The AV world was the first to roll this out because it enabled a fine tuned experience. It eliminated all the problems we used to have with conference microphones. Nowadays everyone is the same distance from their microphone and we don’t have problems with poor room acoustics. The settings are tuned for each voice. It has saved a lot of money too. No more expensive signal processors, racks of amplifiers or loudspeakers.
The audio manufacturers that survived moved to a software and services model some time ago with the vast majority of the audio processing being handled by our portable devices.
We get quite a few foreigners visiting us. Whilst some of the automatic translation apps are quite good these days, we use a more personalised translation service and our conference simply connects to an available online remote translator. The translation company deals with confidentiality non-compete issues for their workers.
There is an encryption option for users who want to pay for that. We each use our retina scan on our phone to authenticate and then participants share a secure stream.

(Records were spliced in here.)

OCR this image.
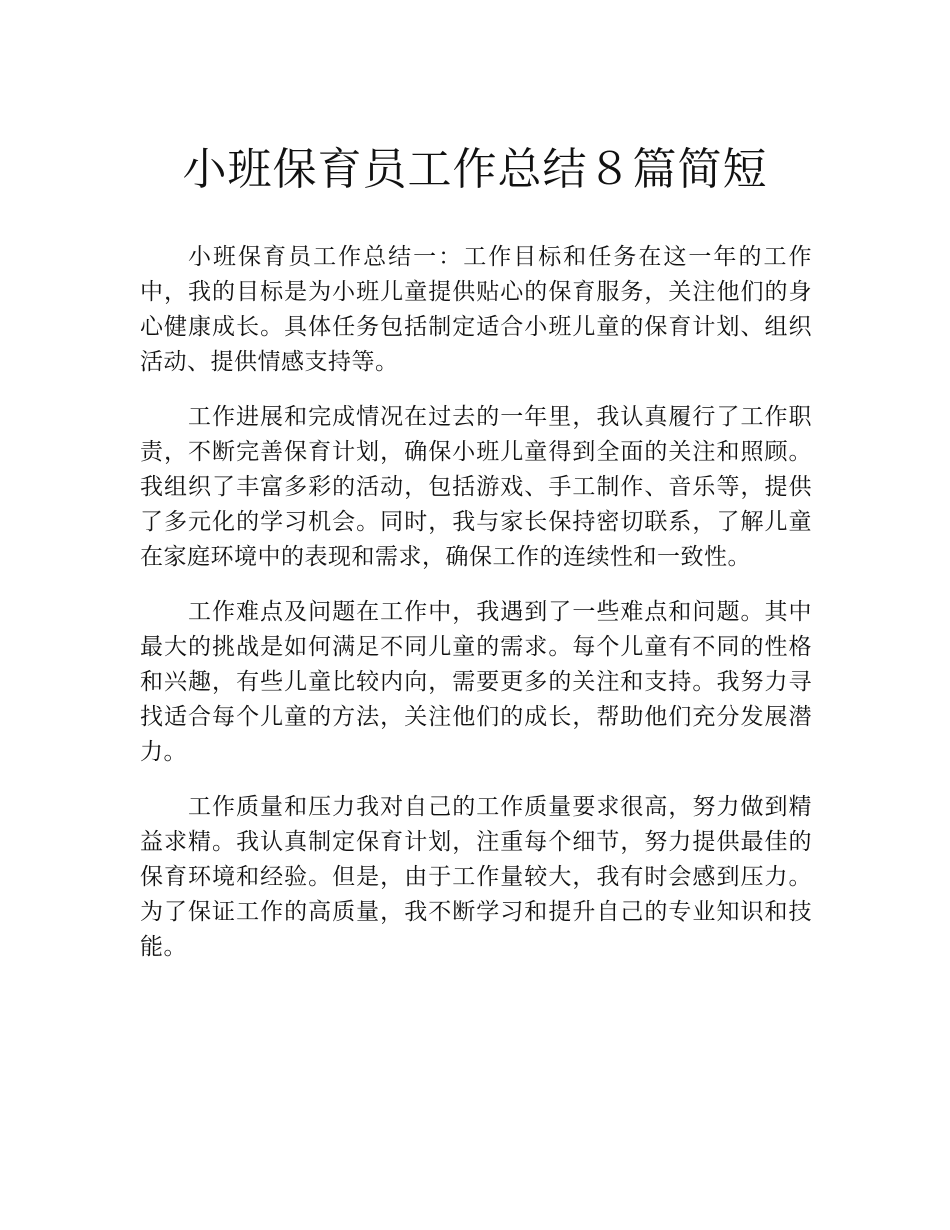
小班保育员工作总结８篇简短

小班保育员工作总结一：工作目标和任务在这一年的工作中，我的目标是为小班儿童提供贴心的保育服务，关注他们的身心健康成长。具体任务包括制定适合小班儿童的保育计划、组织活动、提供情感支持等。

工作进展和完成情况在过去的一年里，我认真履行了工作职责，不断完善保育计划，确保小班儿童得到全面的关注和照顾。我组织了丰富多彩的活动，包括游戏、手工制作、音乐等，提供了多元化的学习机会。同时，我与家长保持密切联系，了解儿童在家庭环境中的表现和需求，确保工作的连续性和一致性。

工作难点及问题在工作中，我遇到了一些难点和问题。其中最大的挑战是如何满足不同儿童的需求。每个儿童有不同的性格和兴趣，有些儿童比较内向，需要更多的关注和支持。我努力寻找适合每个儿童的方法，关注他们的成长，帮助他们充分发展潜力。

工作质量和压力我对自己的工作质量要求很高，努力做到精益求精。我认真制定保育计划，注重每个细节，努力提供最佳的保育环境和经验。但是，由于工作量较大，我有时会感到压力。为了保证工作的高质量，我不断学习和提升自己的专业知识和技能。
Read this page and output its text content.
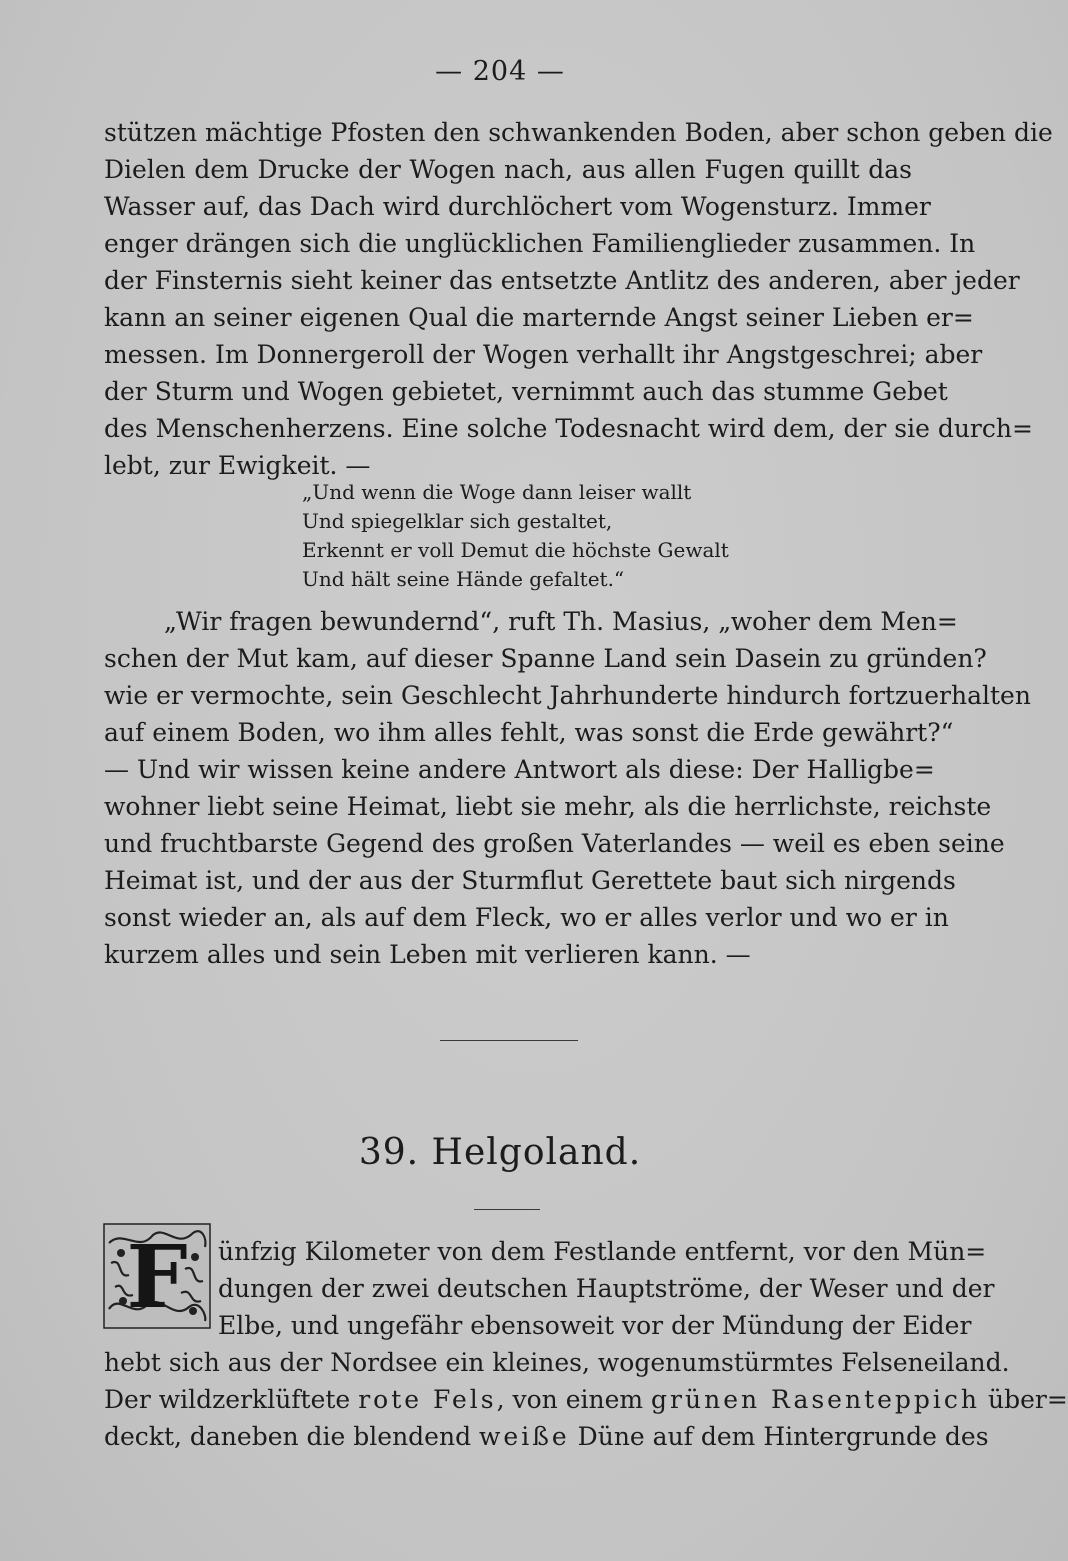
— 204 —
stützen mächtige Pfosten den schwankenden Boden, aber schon geben die
Dielen dem Drucke der Wogen nach, aus allen Fugen quillt das
Wasser auf, das Dach wird durchlöchert vom Wogensturz. Immer
enger drängen sich die unglücklichen Familienglieder zusammen. In
der Finsternis sieht keiner das entsetzte Antlitz des anderen, aber jeder
kann an seiner eigenen Qual die marternde Angst seiner Lieben er=
messen. Im Donnergeroll der Wogen verhallt ihr Angstgeschrei; aber
der Sturm und Wogen gebietet, vernimmt auch das stumme Gebet
des Menschenherzens. Eine solche Todesnacht wird dem, der sie durch=
lebt, zur Ewigkeit. —
„Und wenn die Woge dann leiser wallt
Und spiegelklar sich gestaltet,
Erkennt er voll Demut die höchste Gewalt
Und hält seine Hände gefaltet.“
„Wir fragen bewundernd“, ruft Th. Masius, „woher dem Men=
schen der Mut kam, auf dieser Spanne Land sein Dasein zu gründen?
wie er vermochte, sein Geschlecht Jahrhunderte hindurch fortzuerhalten
auf einem Boden, wo ihm alles fehlt, was sonst die Erde gewährt?“
— Und wir wissen keine andere Antwort als diese: Der Halligbe=
wohner liebt seine Heimat, liebt sie mehr, als die herrlichste, reichste
und fruchtbarste Gegend des großen Vaterlandes — weil es eben seine
Heimat ist, und der aus der Sturmflut Gerettete baut sich nirgends
sonst wieder an, als auf dem Fleck, wo er alles verlor und wo er in
kurzem alles und sein Leben mit verlieren kann. —
39. Helgoland.
F ünfzig Kilometer von dem Festlande entfernt, vor den Mün=
dungen der zwei deutschen Hauptströme, der Weser und der
Elbe, und ungefähr ebensoweit vor der Mündung der Eider
hebt sich aus der Nordsee ein kleines, wogenumstürmtes Felseneiland.
Der wildzerklüftete rote Fels, von einem grünen Rasenteppich über=
deckt, daneben die blendend weiße Düne auf dem Hintergrunde des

After a few years of the conference world deploying this technology, then it came to digital signage that just connects when you are nearby. The Audio Privacy Act allowed us to opt out of automatic audio streams, before then it was a nightmare walking through a shopping mall.
I’ve just noticed that cash machines are starting to be equipped with AirPod connections too. Back in 2016 we’d already started moving towards a cashless world. So why do we still have such machines? Well, they didn’t know about the unexpected medical revolution they would bring about, but that’s another story.